Buffalo Public Schools supporters off to Albany, saying they're owed $100M
The annual rush to the state budget is heating up, with the deadline four weeks away. That sent Buffalo schools supporters on the bus to the capital early Tuesday.
Before sunrise, the group had its bus on the road toward Albany. It is another year of marches on the state capital that dominate the budget process, along with rallies on the great steps and office-by-office visits to state legislators looking for cash.
Again this year, one of the big issues is the fight over foundation aid. That is the base state school aid grant promised to school districts just before the economy and tax collections collapsed in the Great Recession. School supporters say Buffalo is still owed $100 million from cuts back then.
Education activist Ina Ferguson said every school could use help, even the district's best, City Honors.
"Continue the great place that it is to have working, you could still give more funding and more support to the teachers, have more teacher's aides in the building to help support the teachers with education," Ferguson said. "But, also, I'm in after school programming at School 17. They have young babies from pre-K to 4th grade. So I'm on both sides of the spectrum."
Ferguson and others said the money is particularly needed to make sure minority kids get the special help they need, whether in pre-K, elementary or high school.

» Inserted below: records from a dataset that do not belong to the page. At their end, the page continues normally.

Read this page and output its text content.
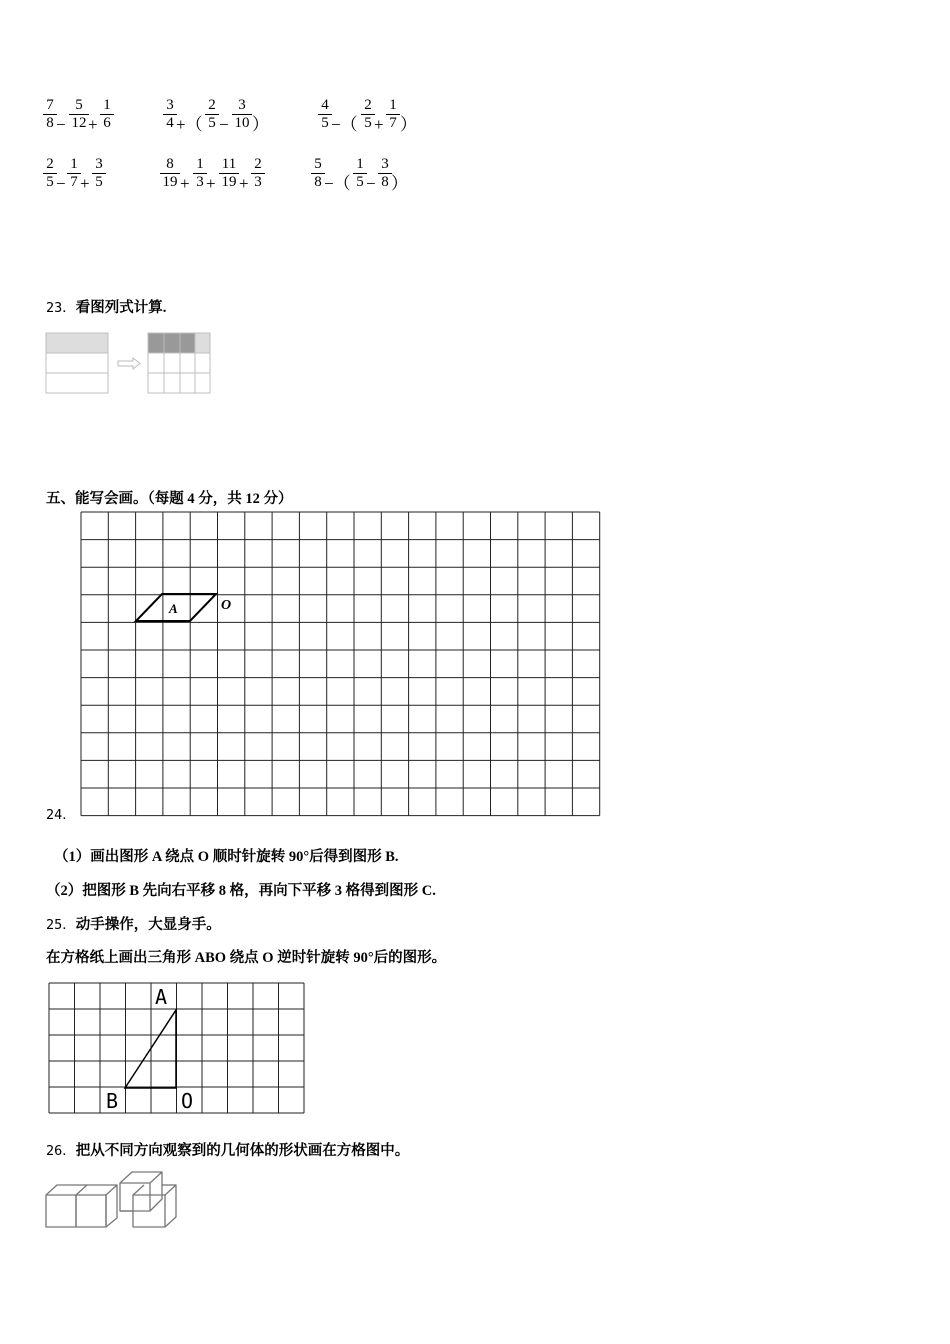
7
8 −
5
12 +
1
6
3
4 +（
2
5 −
3
10 ）
4
5 −（
2
5 +
1
7 ）
2
5 −
1
7 +
3
5
8
19 +
1
3 +
11
19 +
2
3
5
8 −（
1
5 −
3
8 ）
23．看图列式计算.
五、能写会画。（每题 4 分，共 12 分）
A	O
24．
（1）画出图形 A 绕点 O 顺时针旋转 90°后得到图形 B.
（2）把图形 B 先向右平移 8 格，再向下平移 3 格得到图形 C.
25．动手操作，大显身手。
在方格纸上画出三角形 ABO 绕点 O 逆时针旋转 90°后的图形。
A
B	O
26．把从不同方向观察到的几何体的形状画在方格图中。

"They need more teacher's aides in the building. They need more funding of things, of programs that work for the children, especially on literacy and computer skills because we are in a technology age era," she said. "Money is owed to us and this is from the foundation aid. It costs money to educate the children."
Across New York State, billions of dollars are tangled up in this fight over foundation aid, cut more than a decade ago. They want the money appropriated by raising taxes on the state's millionaires and billionaires. There has been some money from those years built into school aid.
New York State United Teachers says the state owes 400 districts more than $3.4 billion.